Described as early as the 1800s, hemangiomas have been known to be among the rarest causes of gastrointestinal bleeding.1,2 Hemangiomas may be classified as capillary, cavernous, or mixed types3 and are thought to be benign masses that have been present since birth.

Colonic hemangiomas usually present with occult bleeding or with slow painless hematochezia. However, massive gastrointestinal hemorrhages have also been known to occur, and a case report of cavernous hemangiomas presenting as bowel obstruction has also been reported.4 Most colonic hemangiomas occur in the left colon, though some may occur in the right colon.5

The diagnosis is best established by endoscopic visualization of a blood-filled hemangioma that has an appearance of plum-red nodules or vascular congestion. Abdominal radiographs may show phlebolith formation. It has been proposed that phlebolith formation may be related to thrombosis in a cavernous hemangioma due to perivascular inflammation and stasis of blood flow.5-7 Computed tomography scans and magnetic resonance imaging can also be used for diagnosis and evaluation of the extent of the lesion. Computed tomography scans may reveal thickened colonic wall and pelvic phleboliths. Magnetic resonance imaging may show colon hemangiomas as bright heterogeneous signal intensity on T2 images.4

Small hemangiomas that are solitary can potentially be treated by endoscopic means. Amano and associates reported successful treatment of a 33-mm × 22-mm × 14-mm pedunculated, solitary cavernous hemangioma using endoscopic polypectomy.8 However, this is not effective on larger lesions. Embolization of the blood vessels has variable success and may not be effective in some cases. Surgical resection is generally required for larger lesions.9,10 Among the possible surgical approaches, abdominoperineal resection has been used when the perineum is involved and low anterior resection has been used when there is no perineal involvement.11,12 Several sphincter-saving mucosal resection techniques have also been proposed.13 Some have suggested that removal of the involved engorged friable rectal mucosa and use of a colo-anal sleeve anastomosis may control bleeding from rectal cavernous hemangiomas.13,14 The type of surgery performed should depend upon the surgeon’s expertise and the extent and location of the lesion.
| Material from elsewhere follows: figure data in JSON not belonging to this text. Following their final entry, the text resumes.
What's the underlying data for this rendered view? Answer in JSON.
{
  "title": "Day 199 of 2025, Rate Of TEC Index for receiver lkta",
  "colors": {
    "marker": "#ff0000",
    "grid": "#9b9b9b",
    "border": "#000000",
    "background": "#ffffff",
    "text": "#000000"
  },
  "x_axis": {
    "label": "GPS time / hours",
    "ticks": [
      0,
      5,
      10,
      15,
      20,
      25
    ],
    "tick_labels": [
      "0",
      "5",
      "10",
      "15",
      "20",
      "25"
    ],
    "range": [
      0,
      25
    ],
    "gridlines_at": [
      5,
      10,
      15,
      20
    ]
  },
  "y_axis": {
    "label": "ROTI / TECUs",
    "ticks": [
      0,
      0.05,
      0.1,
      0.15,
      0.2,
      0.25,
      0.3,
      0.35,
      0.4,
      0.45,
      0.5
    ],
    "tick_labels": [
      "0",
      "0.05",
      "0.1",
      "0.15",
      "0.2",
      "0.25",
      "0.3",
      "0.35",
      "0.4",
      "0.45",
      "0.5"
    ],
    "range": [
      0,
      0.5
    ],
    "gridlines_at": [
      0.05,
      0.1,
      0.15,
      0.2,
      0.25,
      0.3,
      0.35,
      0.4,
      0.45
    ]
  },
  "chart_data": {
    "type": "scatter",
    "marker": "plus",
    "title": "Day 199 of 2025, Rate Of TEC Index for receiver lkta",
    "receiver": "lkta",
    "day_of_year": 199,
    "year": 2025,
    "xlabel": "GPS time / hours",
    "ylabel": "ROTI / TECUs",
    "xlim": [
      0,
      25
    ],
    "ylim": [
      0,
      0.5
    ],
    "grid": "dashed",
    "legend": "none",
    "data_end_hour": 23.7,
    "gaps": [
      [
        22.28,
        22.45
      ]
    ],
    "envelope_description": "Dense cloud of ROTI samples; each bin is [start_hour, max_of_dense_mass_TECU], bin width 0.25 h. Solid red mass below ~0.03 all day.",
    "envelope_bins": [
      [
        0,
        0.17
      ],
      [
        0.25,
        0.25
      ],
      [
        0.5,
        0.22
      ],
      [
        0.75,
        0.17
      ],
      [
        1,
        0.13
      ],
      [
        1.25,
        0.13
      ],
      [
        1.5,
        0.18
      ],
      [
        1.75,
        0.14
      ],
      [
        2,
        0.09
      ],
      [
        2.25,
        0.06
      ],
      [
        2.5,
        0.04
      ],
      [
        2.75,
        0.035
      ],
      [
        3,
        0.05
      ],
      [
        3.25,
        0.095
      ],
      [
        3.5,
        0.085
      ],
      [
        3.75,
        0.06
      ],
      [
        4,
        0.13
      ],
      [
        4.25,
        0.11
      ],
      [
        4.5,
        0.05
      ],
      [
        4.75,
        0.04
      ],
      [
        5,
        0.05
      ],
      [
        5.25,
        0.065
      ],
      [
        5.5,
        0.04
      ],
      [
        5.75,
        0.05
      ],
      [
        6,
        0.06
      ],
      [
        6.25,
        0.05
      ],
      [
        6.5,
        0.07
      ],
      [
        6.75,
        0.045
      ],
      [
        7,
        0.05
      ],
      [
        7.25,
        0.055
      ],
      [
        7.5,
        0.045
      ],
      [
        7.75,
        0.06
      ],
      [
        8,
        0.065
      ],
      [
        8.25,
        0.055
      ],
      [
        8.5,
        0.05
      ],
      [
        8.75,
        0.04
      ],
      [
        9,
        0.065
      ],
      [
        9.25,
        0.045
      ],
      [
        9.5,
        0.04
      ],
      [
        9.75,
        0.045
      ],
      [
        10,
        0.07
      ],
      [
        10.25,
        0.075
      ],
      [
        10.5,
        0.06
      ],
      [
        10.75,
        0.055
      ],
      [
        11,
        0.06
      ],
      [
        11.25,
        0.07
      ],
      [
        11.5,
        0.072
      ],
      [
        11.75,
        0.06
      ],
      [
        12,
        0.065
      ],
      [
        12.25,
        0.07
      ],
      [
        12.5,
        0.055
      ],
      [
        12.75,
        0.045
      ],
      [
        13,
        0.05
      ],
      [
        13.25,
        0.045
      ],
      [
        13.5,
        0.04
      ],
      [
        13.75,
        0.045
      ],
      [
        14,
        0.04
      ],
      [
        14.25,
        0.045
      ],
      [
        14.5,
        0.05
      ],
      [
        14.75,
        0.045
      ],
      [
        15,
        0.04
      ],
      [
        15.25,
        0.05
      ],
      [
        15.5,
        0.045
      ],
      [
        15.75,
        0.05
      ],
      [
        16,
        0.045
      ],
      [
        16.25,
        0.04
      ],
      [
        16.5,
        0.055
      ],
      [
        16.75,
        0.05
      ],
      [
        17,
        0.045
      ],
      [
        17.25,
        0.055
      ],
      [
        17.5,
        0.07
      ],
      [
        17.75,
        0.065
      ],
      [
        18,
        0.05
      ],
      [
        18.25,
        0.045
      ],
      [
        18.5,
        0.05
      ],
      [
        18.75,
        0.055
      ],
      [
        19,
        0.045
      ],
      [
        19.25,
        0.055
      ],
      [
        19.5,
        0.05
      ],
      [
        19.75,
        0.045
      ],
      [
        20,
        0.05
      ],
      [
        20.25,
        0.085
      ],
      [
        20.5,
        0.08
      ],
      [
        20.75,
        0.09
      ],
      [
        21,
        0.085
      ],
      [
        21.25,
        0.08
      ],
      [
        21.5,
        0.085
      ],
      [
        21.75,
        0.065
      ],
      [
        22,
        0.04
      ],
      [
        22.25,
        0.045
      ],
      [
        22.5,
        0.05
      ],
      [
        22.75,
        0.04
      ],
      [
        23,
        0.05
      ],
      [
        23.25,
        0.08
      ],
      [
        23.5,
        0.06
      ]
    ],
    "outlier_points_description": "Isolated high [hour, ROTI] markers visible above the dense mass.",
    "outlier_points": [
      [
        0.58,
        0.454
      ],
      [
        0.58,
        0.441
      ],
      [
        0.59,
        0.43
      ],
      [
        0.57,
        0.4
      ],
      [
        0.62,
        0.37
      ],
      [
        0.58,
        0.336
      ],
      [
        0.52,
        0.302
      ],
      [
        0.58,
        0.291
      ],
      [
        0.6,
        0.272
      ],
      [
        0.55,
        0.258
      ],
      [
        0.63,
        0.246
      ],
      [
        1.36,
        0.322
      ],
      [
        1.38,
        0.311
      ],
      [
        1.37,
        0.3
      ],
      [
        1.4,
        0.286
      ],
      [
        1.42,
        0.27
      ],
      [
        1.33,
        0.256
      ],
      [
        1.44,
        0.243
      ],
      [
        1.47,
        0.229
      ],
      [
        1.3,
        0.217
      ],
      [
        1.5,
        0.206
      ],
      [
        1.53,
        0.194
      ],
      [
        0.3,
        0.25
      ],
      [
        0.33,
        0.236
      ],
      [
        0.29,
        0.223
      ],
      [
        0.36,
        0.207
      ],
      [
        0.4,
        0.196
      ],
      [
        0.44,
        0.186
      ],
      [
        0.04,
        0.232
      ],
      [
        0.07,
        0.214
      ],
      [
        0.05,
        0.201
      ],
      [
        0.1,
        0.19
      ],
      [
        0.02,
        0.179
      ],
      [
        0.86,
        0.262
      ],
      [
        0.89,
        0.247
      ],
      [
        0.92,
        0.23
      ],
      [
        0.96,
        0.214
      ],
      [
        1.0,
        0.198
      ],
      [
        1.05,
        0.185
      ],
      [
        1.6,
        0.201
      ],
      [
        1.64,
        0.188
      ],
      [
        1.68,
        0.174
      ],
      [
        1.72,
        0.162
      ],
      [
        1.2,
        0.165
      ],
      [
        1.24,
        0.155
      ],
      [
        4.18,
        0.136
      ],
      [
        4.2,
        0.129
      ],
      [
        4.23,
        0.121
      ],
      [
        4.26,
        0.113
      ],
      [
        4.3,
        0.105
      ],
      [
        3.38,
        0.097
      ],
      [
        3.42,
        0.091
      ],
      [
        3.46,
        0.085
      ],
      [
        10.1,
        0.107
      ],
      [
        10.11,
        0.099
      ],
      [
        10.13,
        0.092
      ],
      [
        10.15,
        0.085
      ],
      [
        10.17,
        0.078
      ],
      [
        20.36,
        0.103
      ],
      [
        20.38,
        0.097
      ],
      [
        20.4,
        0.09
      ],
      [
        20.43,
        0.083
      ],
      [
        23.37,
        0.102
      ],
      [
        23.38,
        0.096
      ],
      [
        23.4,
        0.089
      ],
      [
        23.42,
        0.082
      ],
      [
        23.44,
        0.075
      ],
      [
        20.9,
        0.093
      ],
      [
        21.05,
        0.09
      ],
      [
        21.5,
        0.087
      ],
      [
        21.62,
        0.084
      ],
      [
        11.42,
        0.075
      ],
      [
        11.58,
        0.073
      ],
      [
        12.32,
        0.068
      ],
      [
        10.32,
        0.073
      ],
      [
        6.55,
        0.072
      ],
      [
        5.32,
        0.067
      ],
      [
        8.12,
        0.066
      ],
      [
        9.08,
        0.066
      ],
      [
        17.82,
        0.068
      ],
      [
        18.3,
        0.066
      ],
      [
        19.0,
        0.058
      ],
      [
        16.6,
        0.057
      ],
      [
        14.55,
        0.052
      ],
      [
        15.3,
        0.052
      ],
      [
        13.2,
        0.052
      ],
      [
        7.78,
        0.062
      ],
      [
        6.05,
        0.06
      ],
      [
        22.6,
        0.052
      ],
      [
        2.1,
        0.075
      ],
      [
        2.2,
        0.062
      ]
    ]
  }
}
Our case presentation demonstrates a rare occasion of a very large hemangioma involving a significant portion of the body. Its large size made surgical resection difficult and risky, and the presence of multiple collateral vessels with limited arterial supply made embolization an option of limited value. Large hemangioma lesions represent a difficult therapeutic challenge.